The minister, who met the global CEOs of retailers such as Walmart, Tesco and Carrefour on the sidelines of the World Economic Forum meeting here, said the government would take a decision in due course. In the meantime, the retail chains should invest in back-end infrastructure, he said.
"I told them that every investment is an act of trust. Believe in India and you will not go wrong. They should continue investment in back-end infrastructure. I obviously can't discuss our policy decisions with them. I can only say 'count on us'," he said.
Multi-brand, he said, can only come when back-end infrastructure is created, as that is where the farmer will get remunerative prices at the door step. In addition, tens of millions of jobs will be created. "You cannot say that I will have a front-end in the absence of back-end infrastructure," Sharma said.
Pointing out that he could not set any timeline for a decision on allowing FDI in multi-brand retail, Sharma said such decisions took time in a democracy as the government had to take everyone on board.
In July last year, the government had floated a discussion paper on liberalising the politically-sensitive multi-brand retail. The sector, employing over 33 million people, is dominated by mom-and-pop stores.

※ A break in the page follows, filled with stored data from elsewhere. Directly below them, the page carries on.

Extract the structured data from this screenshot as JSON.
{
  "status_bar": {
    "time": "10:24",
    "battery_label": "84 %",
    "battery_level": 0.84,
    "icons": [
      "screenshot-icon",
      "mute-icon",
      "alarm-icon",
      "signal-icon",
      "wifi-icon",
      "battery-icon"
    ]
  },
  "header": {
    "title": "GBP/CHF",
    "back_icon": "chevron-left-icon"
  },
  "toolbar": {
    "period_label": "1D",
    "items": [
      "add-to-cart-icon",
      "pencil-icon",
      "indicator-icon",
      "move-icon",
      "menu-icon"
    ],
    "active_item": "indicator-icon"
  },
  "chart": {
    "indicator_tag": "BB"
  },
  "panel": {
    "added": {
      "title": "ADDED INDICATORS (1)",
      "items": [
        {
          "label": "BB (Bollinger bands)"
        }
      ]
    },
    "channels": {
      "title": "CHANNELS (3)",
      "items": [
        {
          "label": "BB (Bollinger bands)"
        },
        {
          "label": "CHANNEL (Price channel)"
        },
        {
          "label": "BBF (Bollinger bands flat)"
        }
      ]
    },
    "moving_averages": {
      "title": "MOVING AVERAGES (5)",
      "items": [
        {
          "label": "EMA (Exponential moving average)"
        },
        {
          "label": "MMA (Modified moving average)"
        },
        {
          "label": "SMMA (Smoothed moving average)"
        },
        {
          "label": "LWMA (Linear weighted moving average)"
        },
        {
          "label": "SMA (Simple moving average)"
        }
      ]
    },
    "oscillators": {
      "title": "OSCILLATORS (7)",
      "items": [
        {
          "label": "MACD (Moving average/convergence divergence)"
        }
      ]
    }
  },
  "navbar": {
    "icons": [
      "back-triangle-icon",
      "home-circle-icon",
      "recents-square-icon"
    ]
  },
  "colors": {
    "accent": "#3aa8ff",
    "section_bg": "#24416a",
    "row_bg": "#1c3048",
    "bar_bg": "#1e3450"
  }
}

The paper said India was losing agri products, fruit and vegetables to the tune of Rs 1 lakh crore annually. It said establishment of cold chains and back-end
Though the minister said the global CEOs were quite receptive to his comments, it might not be the case. Just two days ago, Walmart International President and CEO Doug McMillon said the Indian government's concerns over allowing FDI in multi-brand retail were misplaced.

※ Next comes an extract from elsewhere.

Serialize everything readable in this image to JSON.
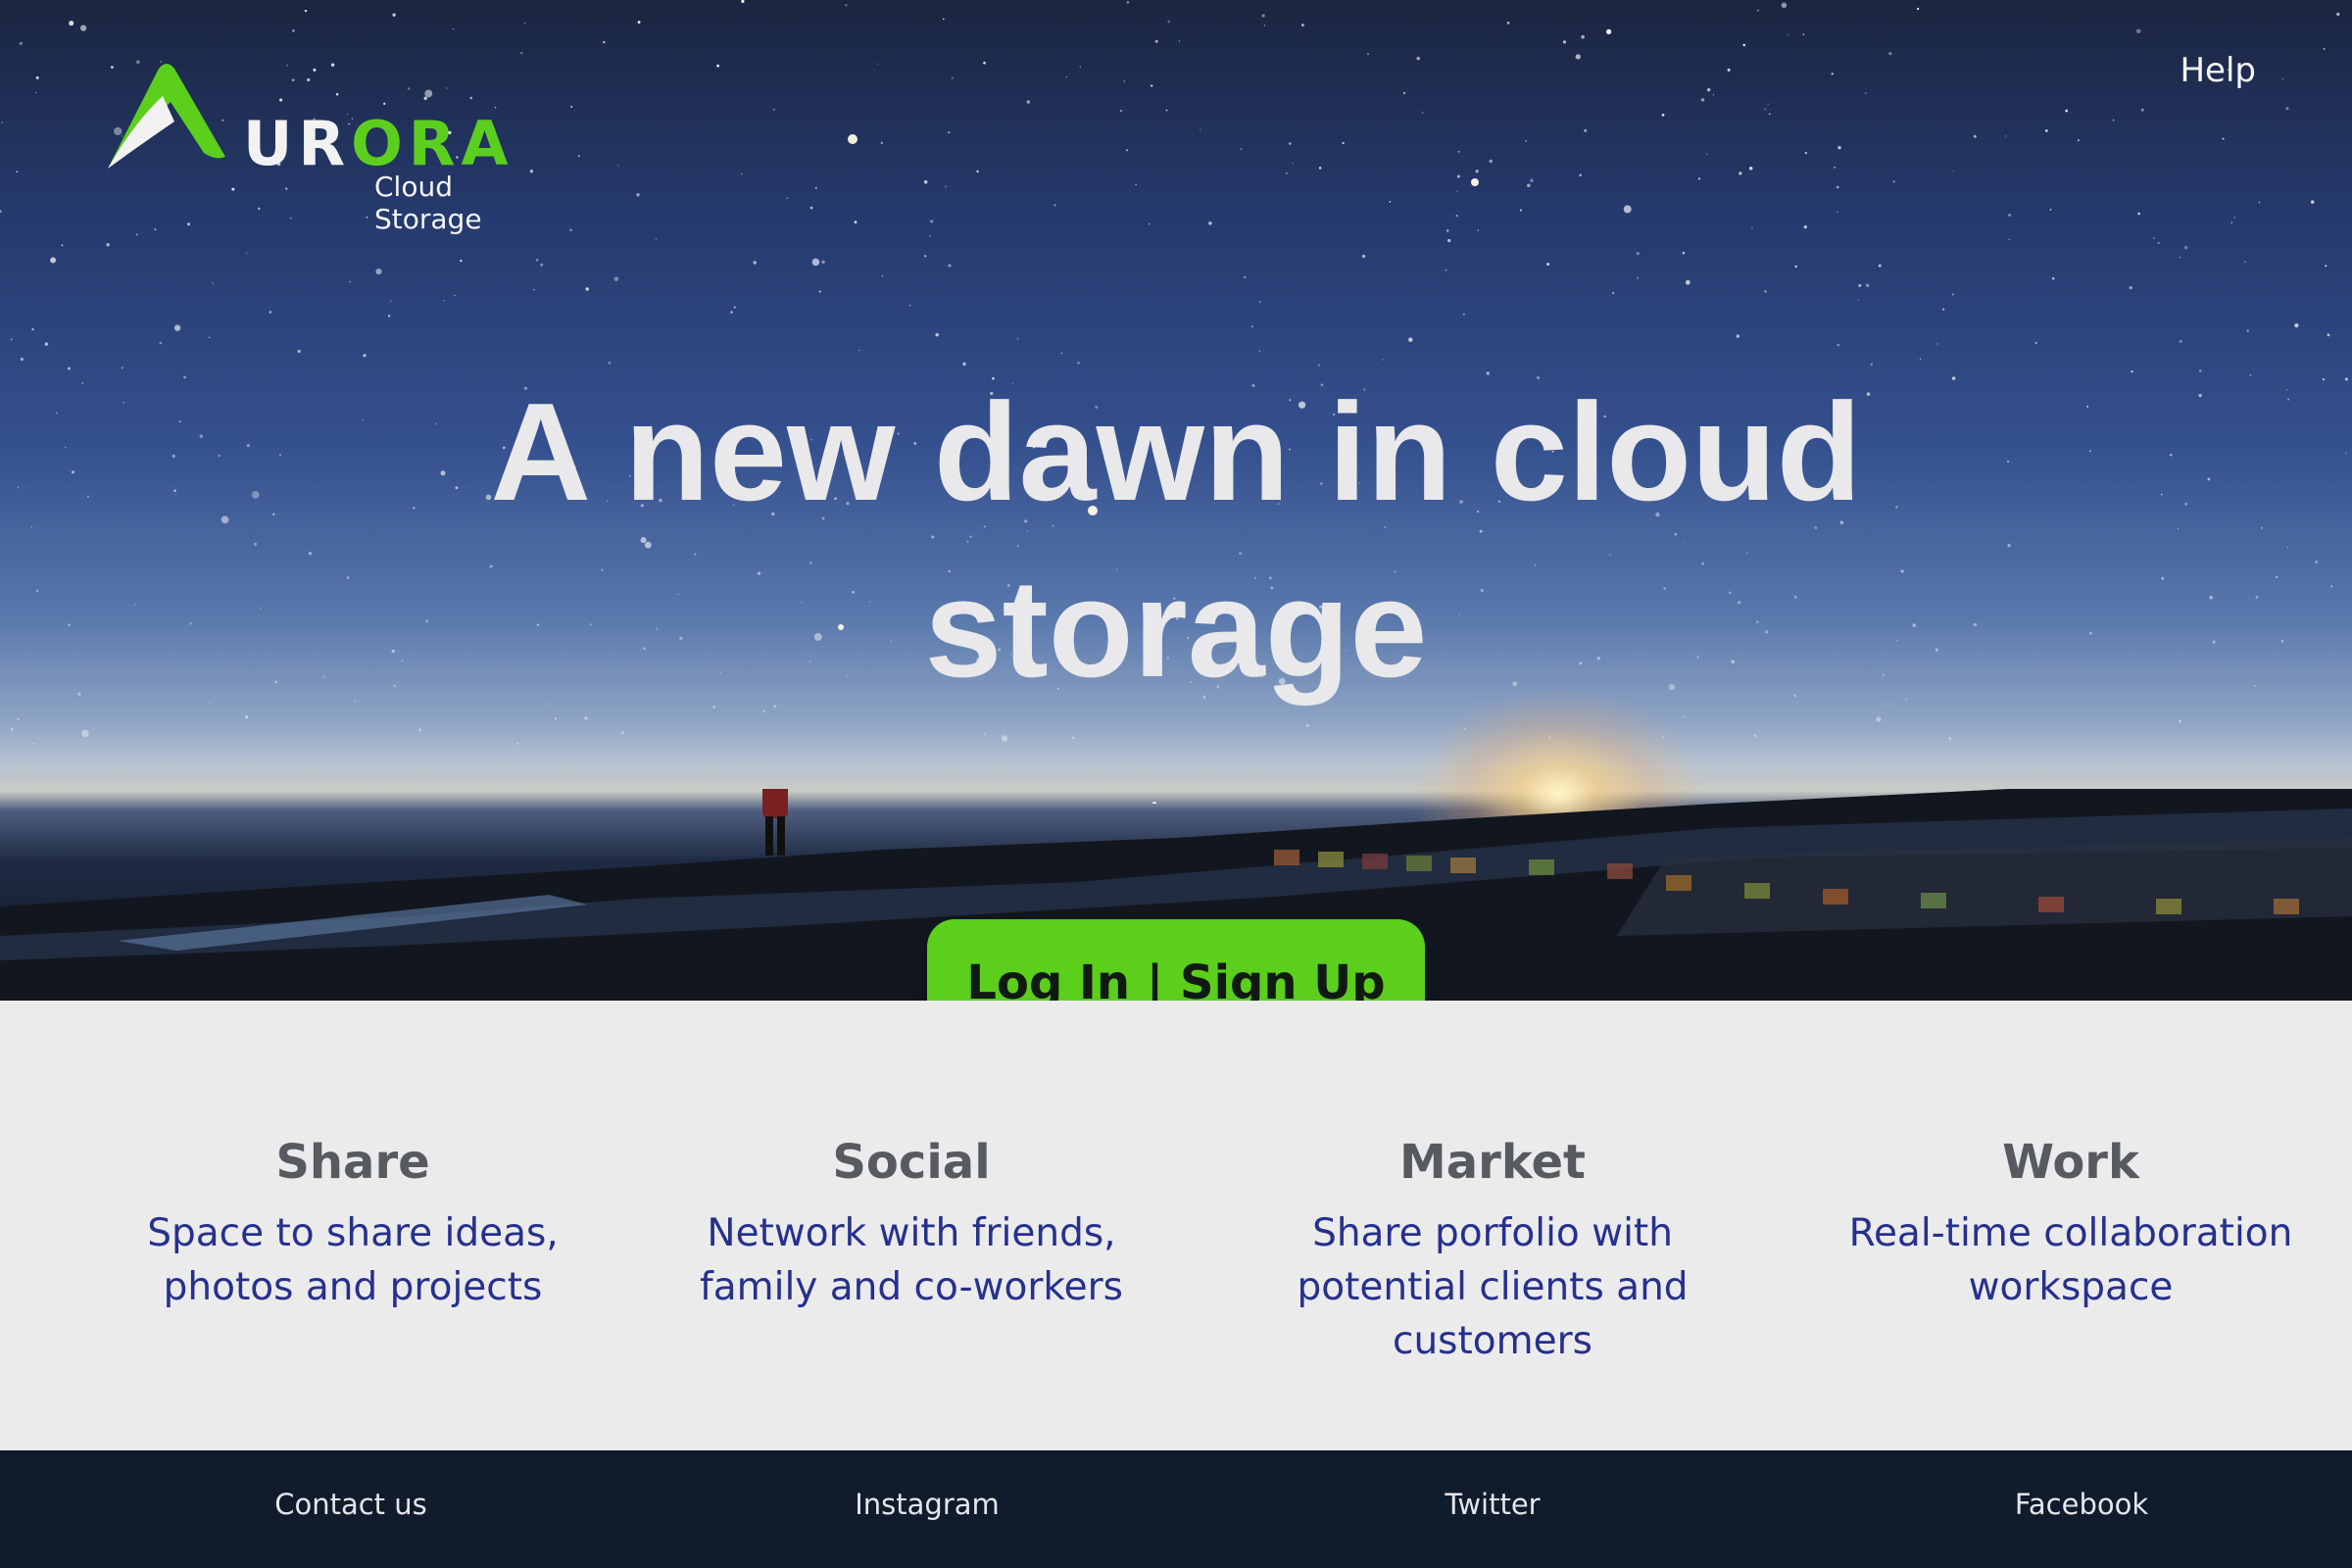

McMillion gave the example of Mexico, which allowed FDI in multi-brand retail in 1991 after an intense debate on whether the move would ruin local retailers.
"Even now, half the market in Mexico is controlled by local mom-and-pop stores," he said, adding: "The lesson I can draw is, don't be obsessive about looking after the interests of retailers".
Walmart operates in Mexico under the Bodega Aurrera brand. The global head of the world's largest retail chain said the retail chain's pitch was simple.
Allow Walmart to invest in more stores and make more profits, so that it can plough money back into India's food supply and cold storage infrastructure, which, in turn, can help the retail chain keep prices of essential consumer products low.
The government allows 100 per cent FDI in single-brand retail and 51 per cent in cash-and-carry stores.